George Mackay has appeared in several brilliant films during his time as an actor, with his recent work in 1917 cementing him as not only an indie darling but a critically acclaimed star. This young actor (Only 28 years old) continues to rise above his station, devoting his energy to a myriad of challenging and unique roles.
I will admit my bias here in that Captain Fantastic is my favorite film of all time. Matt Ross’ Captain Fantastic is a nuanced and introspective look at what it means to live life “right”. Ben Cash and his wife Leslie are devoted to their survivalist lifestyle, raising their six children deep in the wilderness of Washington state, far from ‘normal’ civilization. Teaching their kids everything from History to advanced quantum physics they are imbued with a deep appreciation for learning, critical thinking, and coexisting with nature. Trained to be physically fit and entirely self-reliant, the Cash family is forced to rejoin traditional society and encounters the pitfalls and successes therein.
Mackay’s character Bo, the oldest, is in many ways a leader amongst the group. With great respect and admiration for his father and their lifestyle. Part of the larger conflict in the film centers around Ben (Viggo Mortensen) discovering that Bo has secretly been accepted to college without his knowledge. This reveals to him that Leslie, Bo’s mother, had been secretly helping him take SATs and applications behind his back, resulting in Bo’s acceptance to the Ivy League universities(yes, every Ivy League school accepted him). It is this conflict that inspires the children to question their father and the way they had been raised as an emotional moment unravels between Ben and his eldest son.

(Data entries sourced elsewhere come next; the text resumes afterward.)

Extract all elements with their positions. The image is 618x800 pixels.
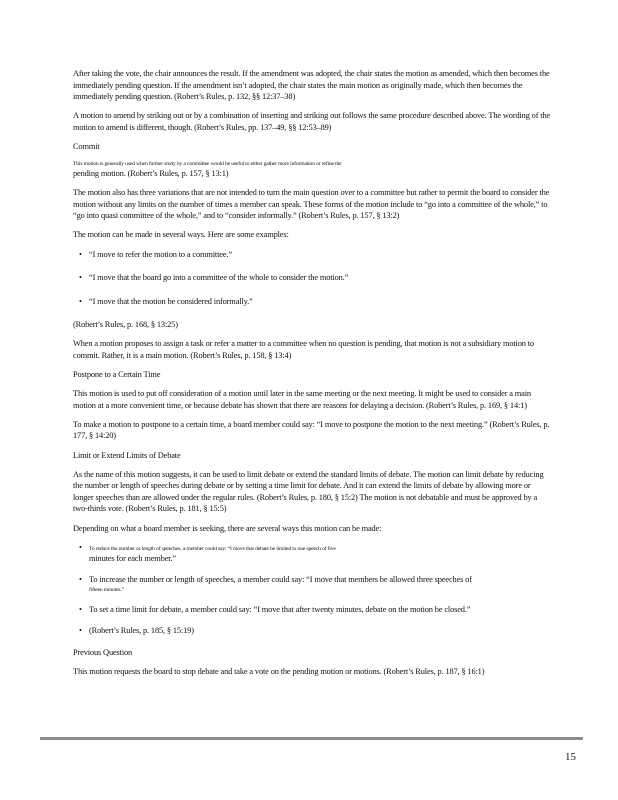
paragraph-amend-striking: A motion to amend by striking out or by a combination of inserting and striking out follows the same procedure described above. The wording of the motion to amend is different, though. (Robert’s Rules, pp. 137–49, §§ 12:53–89)	[73, 111, 551, 132]
list-item	[73, 625, 551, 637]
list-item-text-small: To reduce the number or length of speeches, a member could say: “I move that debate be limited to one speech of five	[89, 545, 336, 552]
list-item	[73, 542, 551, 565]
list-item	[73, 574, 551, 594]
heading-commit: Commit	[73, 141, 100, 151]
paragraph-postpone-example: To make a motion to postpone to a certain time, a board member could say: “I move to postpone the motion to the next meeting.” (Robert’s Rules, p. 177, § 14:20)	[73, 419, 550, 441]
paragraph-limit-ways: Depending on what a board member is seeking, there are several ways this motion can be made:	[73, 523, 382, 533]
footer-divider	[40, 737, 583, 740]
list-item-text-small: fifteen minutes.”	[89, 586, 125, 593]
bullet-icon: •	[79, 296, 82, 306]
paragraph-limit-description: As the name of this motion suggests, it can be used to limit debate or extend the standard limits of debate. The motion can limit debate by reducing the number or length of speeches during debate or by setting a time limit for debate. And it can extend the limits of debate by allowing more or longer speeches than are allowed under the regular rules. (Robert’s Rules, p. 180, § 15:2) The motion is not debatable and must be approved by a two-thirds vote. (Robert’s Rules, p. 181, § 15:5)	[73, 469, 544, 514]
limit-examples-list	[73, 542, 551, 637]
list-item	[73, 296, 551, 308]
bullet-icon: •	[79, 542, 82, 552]
paragraph-commit-intro-small: This motion is generally used when further study by a committee would be useful to either gather more information or refine the	[73, 161, 342, 168]
page-body	[73, 68, 551, 685]
list-item	[73, 604, 551, 616]
bullet-icon: •	[79, 273, 82, 283]
list-item-text: To increase the number or length of speeches, a member could say: “I move that members be allowed three speeches of	[89, 575, 472, 585]
commit-examples-list	[73, 249, 551, 308]
page-number: 15	[565, 751, 576, 763]
list-item-text: “I move to refer the motion to a committee.”	[89, 249, 232, 259]
paragraph-commit-intro-cont: pending motion. (Robert’s Rules, p. 157, § 13:1)	[73, 169, 229, 179]
heading-previous-question: Previous Question	[73, 648, 133, 657]
bullet-icon: •	[79, 604, 82, 614]
list-item	[73, 272, 551, 284]
bullet-icon: •	[79, 626, 82, 636]
heading-limit-debate: Limit or Extend Limits of Debate	[73, 450, 181, 460]
bullet-icon: •	[79, 249, 82, 259]
paragraph-postpone-description: This motion is used to put off consideration of a motion until later in the same meeting or the next meeting. It might be used to consider a main motion at a more convenient time, or because debate has shown that there are reasons for delaying a decision. (Robert’s Rules, p. 169, § 14:1)	[73, 389, 531, 410]
list-item-text: “I move that the motion be considered informally.”	[89, 296, 253, 306]
list-item-text: minutes for each member.”	[89, 554, 176, 564]
paragraph-previous-question: This motion requests the board to stop debate and take a vote on the pending motion or motions. (Robert’s Rules, p. 187, § 16:1)	[73, 667, 485, 677]
list-item-text: (Robert’s Rules, p. 185, § 15:19)	[89, 626, 194, 636]
bullet-icon: •	[79, 575, 82, 585]
paragraph-vote-result: After taking the vote, the chair announces the result. If the amendment was adopted, the chair states the motion as amended, which then becomes the immediately pending question. If the amendment isn’t adopted, the chair states the main motion as originally made, which then becomes the immediately pending question. (Robert’s Rules, p. 132, §§ 12:37–38)	[73, 69, 550, 102]
paragraph-commit-citation: (Robert’s Rules, p. 168, § 13:25)	[73, 320, 178, 330]
paragraph-commit-variations: The motion also has three variations that are not intended to turn the main question over to a committee but rather to permit the board to consider the motion without any limits on the number of times a member can speak. These forms of the motion include to “go into a committee of the whole,” to “go into quasi committee of the whole,” and to “consider informally.” (Robert’s Rules, p. 157, § 13:2)	[73, 188, 550, 221]
heading-postpone: Postpone to a Certain Time	[73, 370, 161, 380]
list-item-text: To set a time limit for debate, a member could say: “I move that after twenty minutes, debate on the motion be closed.”	[89, 604, 471, 614]
list-item	[73, 249, 551, 261]
list-item-text: “I move that the board go into a committee of the whole to consider the motion.”	[89, 273, 349, 283]
paragraph-commit-ways: The motion can be made in several ways. Here are some examples:	[73, 230, 289, 240]
paragraph-main-motion-note: When a motion proposes to assign a task or refer a matter to a committee when no question is pending, that motion is not a subsidiary motion to commit. Rather, it is a main motion. (Robert’s Rules, p. 158, § 13:4)	[73, 339, 534, 360]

Mackay’s performance in Captain Fantastic is brilliantly subtle and extremely understated. He plays Bo as a nurturing and kind older sibling, while also nailing his moments of doubt and intensive outbursts. During a critical scene in his development throughout the film, Mackay exhibits restraint and catharsis all at once, screaming “I don’t know anything, about anything!” addressing is social ignorance at the hands of his upbringing. This is Mackay at his finest, given the opportunity to portray his wide range of abilities without drawing all the attention to himself.
Marrowbone, or El Secreto de Marrowbone, is a psych thriller set against the backdrop of trauma and post-war England. The story of Jack(Mackay), a young man left responsible for his three younger siblings(including Mia Goth and Charlie Heaton) after the sudden death of their mother. The family hides away for fear of being found out and subsequently separated. But their facade begins to crack as they discover a sinister presence in the house.
Jack Marrowbone is a wonderfully complex character, dealing with the traumas that led to the uprooting of their family, the death of his mother and the responsibility he has to care for his family, all while falling in love with girl-next-door Allie. These two sides of the character are portrayed with equal care and creativity, illustrating the escapism he indulges in by spending time with her coupled with his guilt about enjoying himself while his siblings are trapped at home. The final act of Marrowbone drives home what makes this character so well crafted, and the world he moves through that much more intriguing.
Mackay’s performance is again, spot on, with moments so raw it tugs at the heart strings of even the most heartless viewer. His performance allows audiences to watch Jack’s corruption of innocence and his slow descent to madness as he clings to normalcy as best he can.
Sam Mendes’ Academy Award-nominated 1917 follows Lance Corporal Schofield (Mackay) and Lance Corporal Blake (Dean-Charles Chapman) on what is thought to be a quasi-suicide mission to deliver a message and save the lives of 1500 soldiers(including Schofield’s own brother). The pair are forced to travel through enemy territory and endure the truest horrors of war on their nearly impossible assignment.
Lance Corporal Schofield is a vastly different character to what fans of Mackay are used to seeing. He is quiet, reserved, and often the pragmatic straight man to Schofield’s more chatty charisma. Little is learnt about Schofield’s background until the final moments of the film, making the intense and harrowing journey feel that much more heartbreaking.
This is an obvious stand out performance for Mackay, his understanding for his character shines through in indescribable ways as viewers watch Blake stop at nothing to complete the task at hand, risking everything and more in the process. Many believe Mackay to have been snubbed by the 2020 Oscars Best Lead Actor category, as fans and critics alike express their anger at his lack of a nomination.
George Mackay continues to deliver sensational and uniquely strange performances that challenge the viewer’s perception of him as an actor. Mackay’s upcoming projects include Wolf, and The True History of the Kelly Gang the latter of which is expected to wide release soon after theaters reopen in the United States.